The simulation generates output files under the output/<TRACE>/<PROTOCOL>/top_<HH_PERCENTAGE>_pct/fse/<STAT_FOLDER> folders. particular:

  • fm: flows left in the Flow Manager at the end of the simulation
  • fm_evicted: flows evicted from the flow manager
  • gt: flow size ground truth for all flows
  • cms: flows added to the CMS (Mice Tracker) and their size estimation
  • ht: flows added to the Elephant Tracker and their size
  • simulation_configuration: a dump of the simulation parameters (e.g., pcap file, model file, component sizes, etc.)

In every <STAT_FOLDER>, the output files will be named identically based on the <MODEL_TYPE> (e.g., coda.csv for type onnx-pre-bins, which is our solution).

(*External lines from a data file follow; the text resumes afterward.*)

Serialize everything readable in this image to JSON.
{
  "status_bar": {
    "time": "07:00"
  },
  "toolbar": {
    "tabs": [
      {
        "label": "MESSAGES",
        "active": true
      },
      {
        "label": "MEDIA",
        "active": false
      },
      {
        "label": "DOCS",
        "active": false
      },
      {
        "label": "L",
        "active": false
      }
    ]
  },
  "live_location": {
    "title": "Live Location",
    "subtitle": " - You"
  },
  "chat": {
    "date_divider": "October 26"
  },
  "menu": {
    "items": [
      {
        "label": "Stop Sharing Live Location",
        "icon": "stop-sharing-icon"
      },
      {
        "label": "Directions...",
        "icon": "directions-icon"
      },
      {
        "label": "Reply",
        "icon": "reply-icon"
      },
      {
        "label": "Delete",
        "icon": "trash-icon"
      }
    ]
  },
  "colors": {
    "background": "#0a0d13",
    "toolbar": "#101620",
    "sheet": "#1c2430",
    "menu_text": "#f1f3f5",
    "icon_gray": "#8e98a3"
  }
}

Same applies for the IAT use case, using ./simulations/run_simulation_iat.py instead (ddsketch stats are given in place of cms and ht).

Error

After running the simulation:

$ python ./simulations/error_fse.py --trace=<PCAP_FILE> --perc=<HH_PERCENTAGE> --memory=<FSE_MEMORY> --packet_limit=<FLOW_MANAGER_PACKET_LIMIT> --model=<OUTPUT_FILE_NAME>
  • PCAP_FILE: network trace file in pcap format
  • HH_PERCENTAGE: percentage of flows we send to the Elephant Tracker
  • FSE_MEMORY: base memory dedicated to the use case structures, currently hardcoded to 1.0MB
  • FLOW_MANAGER_PACKET_LIMIT: matches the one passed to the main executable, currently always 5 if run through the python wrapper
  • OUTPUT_FILE_NAME: this has to match the model suffix used to name output files concerning the simulation (see above)
  • [OPTIONAL] --tcp_only: ignore non-tcp traffic

This generates a file with the same name as the previous outputs (OUTPUT_FILE_NAME) under the error folder. For the FSE use case, it computes the Average Weighted Absolute Estimation error (AWAE), while for IAT (python/error_fse.py), the script computes the Mean Relative Error on the 50th, 75th, 90th, 95th and 99th quantiles.